If we want one private endpoint that every device on the network can share, host Piped or Invidious. Piped is the better default in 2026 because the proxy shields every request and the UI feels modern. Invidious is still a fair pick when we want a smaller surface area to manage.

If the priority is preservation, run Tube Archivist. It is the only tool on this list that builds a searchable, replayable library we own. Pair it with yt-dlp for ad hoc downloads and Tartube for a clickable archive queue when scripting is not our thing.

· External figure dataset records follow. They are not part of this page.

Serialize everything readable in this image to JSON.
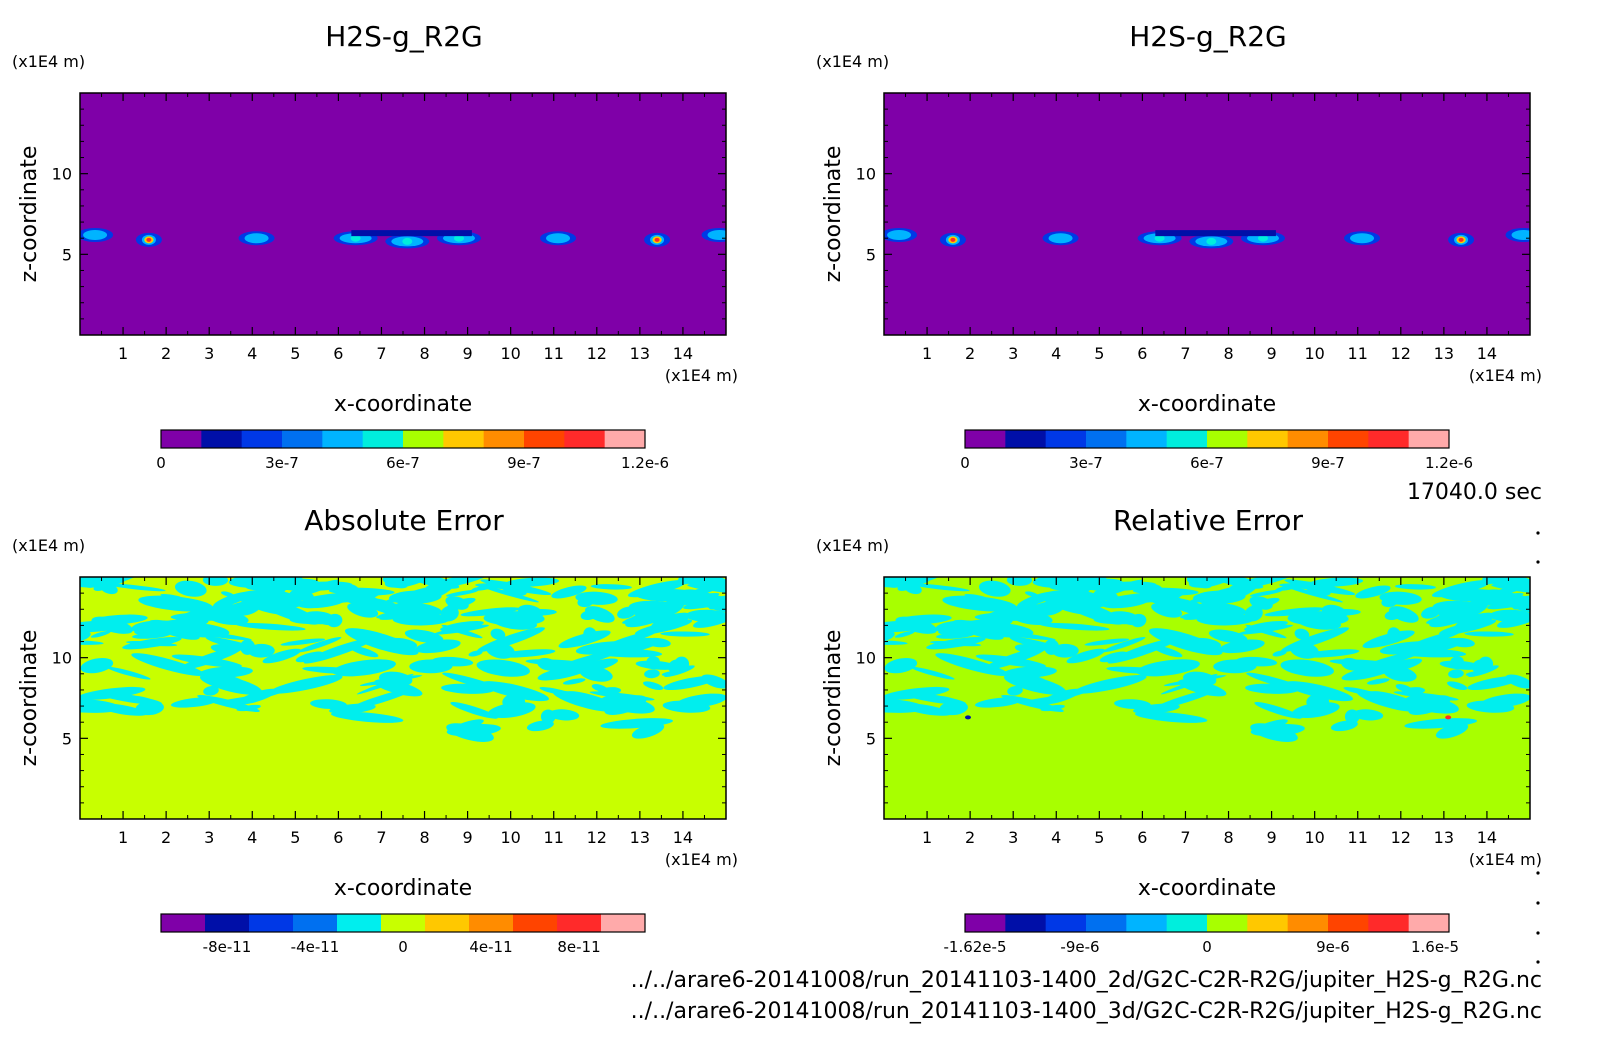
{
  "time_label": "17040.0 sec",
  "file_paths": [
    "../../arare6-20141008/run_20141103-1400_2d/G2C-C2R-R2G/jupiter_H2S-g_R2G.nc",
    "../../arare6-20141008/run_20141103-1400_3d/G2C-C2R-R2G/jupiter_H2S-g_R2G.nc"
  ],
  "colors": {
    "background_tl": "#7f00a8",
    "background_tr": "#7f00a8",
    "background_bl": "#c8ff00",
    "background_br": "#a8ff00",
    "pattern": "#00eeee"
  },
  "chart_data": [
    {
      "type": "heatmap",
      "title": "H2S-g_R2G",
      "xlabel": "x-coordinate",
      "ylabel": "z-coordinate",
      "x_unit": "(x1E4 m)",
      "y_unit": "(x1E4 m)",
      "xlim": [
        0,
        15
      ],
      "ylim": [
        0,
        15
      ],
      "xticks": [
        "1",
        "2",
        "3",
        "4",
        "5",
        "6",
        "7",
        "8",
        "9",
        "10",
        "11",
        "12",
        "13",
        "14"
      ],
      "yticks": [
        "5",
        "10"
      ],
      "colorbar": {
        "colors": [
          "#7f00a8",
          "#000fa8",
          "#0038e6",
          "#0070f0",
          "#00b4ff",
          "#00eedd",
          "#a8ff00",
          "#ffc800",
          "#ff8c00",
          "#ff4400",
          "#ff2a2a",
          "#ffaaaa"
        ],
        "tick_labels": [
          "0",
          "3e-7",
          "6e-7",
          "9e-7",
          "1.2e-6"
        ]
      },
      "features": [
        {
          "x": 0.35,
          "z": 6.2,
          "value": 3e-07
        },
        {
          "x": 1.6,
          "z": 5.9,
          "value": 1.2e-06
        },
        {
          "x": 4.1,
          "z": 6.0,
          "value": 3e-07
        },
        {
          "x": 6.4,
          "z": 6.0,
          "value": 5e-07
        },
        {
          "x": 7.6,
          "z": 5.8,
          "value": 6e-07
        },
        {
          "x": 8.8,
          "z": 6.0,
          "value": 5e-07
        },
        {
          "x": 11.1,
          "z": 6.0,
          "value": 3e-07
        },
        {
          "x": 13.4,
          "z": 5.9,
          "value": 1.2e-06
        },
        {
          "x": 14.85,
          "z": 6.2,
          "value": 3e-07
        }
      ]
    },
    {
      "type": "heatmap",
      "title": "H2S-g_R2G",
      "xlabel": "x-coordinate",
      "ylabel": "z-coordinate",
      "x_unit": "(x1E4 m)",
      "y_unit": "(x1E4 m)",
      "xlim": [
        0,
        15
      ],
      "ylim": [
        0,
        15
      ],
      "xticks": [
        "1",
        "2",
        "3",
        "4",
        "5",
        "6",
        "7",
        "8",
        "9",
        "10",
        "11",
        "12",
        "13",
        "14"
      ],
      "yticks": [
        "5",
        "10"
      ],
      "colorbar": {
        "colors": [
          "#7f00a8",
          "#000fa8",
          "#0038e6",
          "#0070f0",
          "#00b4ff",
          "#00eedd",
          "#a8ff00",
          "#ffc800",
          "#ff8c00",
          "#ff4400",
          "#ff2a2a",
          "#ffaaaa"
        ],
        "tick_labels": [
          "0",
          "3e-7",
          "6e-7",
          "9e-7",
          "1.2e-6"
        ]
      },
      "features": [
        {
          "x": 0.35,
          "z": 6.2,
          "value": 3e-07
        },
        {
          "x": 1.6,
          "z": 5.9,
          "value": 1.2e-06
        },
        {
          "x": 4.1,
          "z": 6.0,
          "value": 3e-07
        },
        {
          "x": 6.4,
          "z": 6.0,
          "value": 5e-07
        },
        {
          "x": 7.6,
          "z": 5.8,
          "value": 6e-07
        },
        {
          "x": 8.8,
          "z": 6.0,
          "value": 5e-07
        },
        {
          "x": 11.1,
          "z": 6.0,
          "value": 3e-07
        },
        {
          "x": 13.4,
          "z": 5.9,
          "value": 1.2e-06
        },
        {
          "x": 14.85,
          "z": 6.2,
          "value": 3e-07
        }
      ]
    },
    {
      "type": "heatmap",
      "title": "Absolute Error",
      "xlabel": "x-coordinate",
      "ylabel": "z-coordinate",
      "x_unit": "(x1E4 m)",
      "y_unit": "(x1E4 m)",
      "xlim": [
        0,
        15
      ],
      "ylim": [
        0,
        15
      ],
      "xticks": [
        "1",
        "2",
        "3",
        "4",
        "5",
        "6",
        "7",
        "8",
        "9",
        "10",
        "11",
        "12",
        "13",
        "14"
      ],
      "yticks": [
        "5",
        "10"
      ],
      "colorbar": {
        "colors": [
          "#7f00a8",
          "#000fa8",
          "#0038e6",
          "#0070f0",
          "#00eeee",
          "#c8ff00",
          "#ffc800",
          "#ff8c00",
          "#ff4400",
          "#ff2a2a",
          "#ffaaaa"
        ],
        "tick_labels": [
          "-8e-11",
          "-4e-11",
          "0",
          "4e-11",
          "8e-11"
        ]
      }
    },
    {
      "type": "heatmap",
      "title": "Relative Error",
      "xlabel": "x-coordinate",
      "ylabel": "z-coordinate",
      "x_unit": "(x1E4 m)",
      "y_unit": "(x1E4 m)",
      "xlim": [
        0,
        15
      ],
      "ylim": [
        0,
        15
      ],
      "xticks": [
        "1",
        "2",
        "3",
        "4",
        "5",
        "6",
        "7",
        "8",
        "9",
        "10",
        "11",
        "12",
        "13",
        "14"
      ],
      "yticks": [
        "5",
        "10"
      ],
      "colorbar": {
        "colors": [
          "#7f00a8",
          "#000fa8",
          "#0038e6",
          "#0070f0",
          "#00b4ff",
          "#00eedd",
          "#a8ff00",
          "#ffc800",
          "#ff8c00",
          "#ff4400",
          "#ff2a2a",
          "#ffaaaa"
        ],
        "tick_labels": [
          "-1.62e-5",
          "-9e-6",
          "0",
          "9e-6",
          "1.6e-5"
        ]
      }
    }
  ]
}
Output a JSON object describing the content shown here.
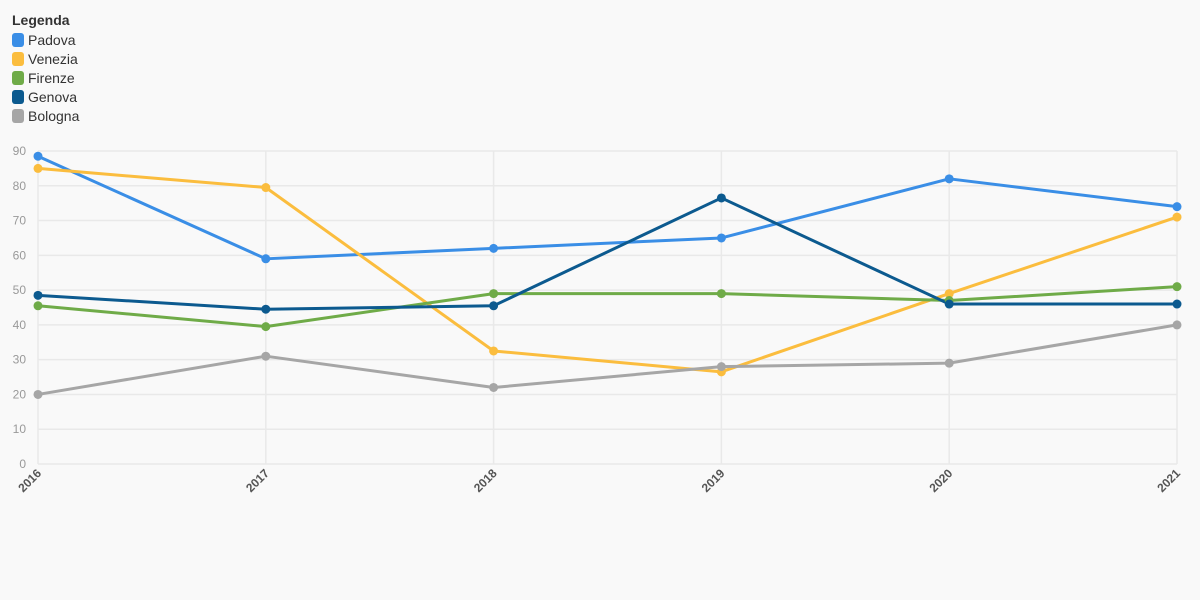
{
  "legend": {
    "title": "Legenda"
  },
  "chart_data": {
    "type": "line",
    "x": [
      "2016",
      "2017",
      "2018",
      "2019",
      "2020",
      "2021"
    ],
    "ylim": [
      0,
      90
    ],
    "yticks": [
      0,
      10,
      20,
      30,
      40,
      50,
      60,
      70,
      80,
      90
    ],
    "grid": true,
    "legend_position": "top-left",
    "series": [
      {
        "name": "Padova",
        "color": "#3a8ee6",
        "values": [
          88.5,
          59,
          62,
          65,
          82,
          74
        ]
      },
      {
        "name": "Venezia",
        "color": "#fbbd3e",
        "values": [
          85,
          79.5,
          32.5,
          26.5,
          49,
          71
        ]
      },
      {
        "name": "Firenze",
        "color": "#6fab48",
        "values": [
          45.5,
          39.5,
          49,
          49,
          47,
          51
        ]
      },
      {
        "name": "Genova",
        "color": "#0c5a8f",
        "values": [
          48.5,
          44.5,
          45.5,
          76.5,
          46,
          46
        ]
      },
      {
        "name": "Bologna",
        "color": "#a6a6a6",
        "values": [
          20,
          31,
          22,
          28,
          29,
          40
        ]
      }
    ]
  }
}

Households often run a stack: Piped for daily watching, Tube Archivist for the keep-forever library, and FreeTube on the laptops that travel outside the LAN. None of these tools cost anything, so the only real trade is time spent on setup.

FAQ

Is self-hosting YouTube legal?

Personal use of public YouTube video data through a self-hosted client or server sits in a gray area that platforms tolerate in practice. Redistributing downloaded content publicly is a separate question and depends on copyright and the creator’s licensing.

Will Google ban our account if we use these tools?

None of these tools require a Google account, so there is nothing to ban. We watch as an anonymous client, and YouTube has no profile to attach activity to.

Do these apps still work when YouTube changes its player?

There are bad days. YouTube ships breaking changes a few times a year, and clients usually patch within hours or days. FreeTube, Invidious, Piped, and yt-dlp all have active maintainers in 2026.

Can we watch livestreams and members-only content?

Livestreams work in most clients with minor delay. Members-only and age-restricted content require credentials and generally do not work without signing in, which defeats the privacy goal.

How much storage does Tube Archivist need?

A rough rule is 1 GB per hour of 1080p video. A channel with 500 ten-minute videos lands around 80 to 100 GB. Plan for the library to outgrow whatever disk we start with.

Can Piped or Invidious run on a Raspberry Pi?

Piped is the lighter of the two and runs on a Pi 4 or Pi 5 with 4 GB or more of RAM. Invidious works but feels slow under load. For a single household, either is fine.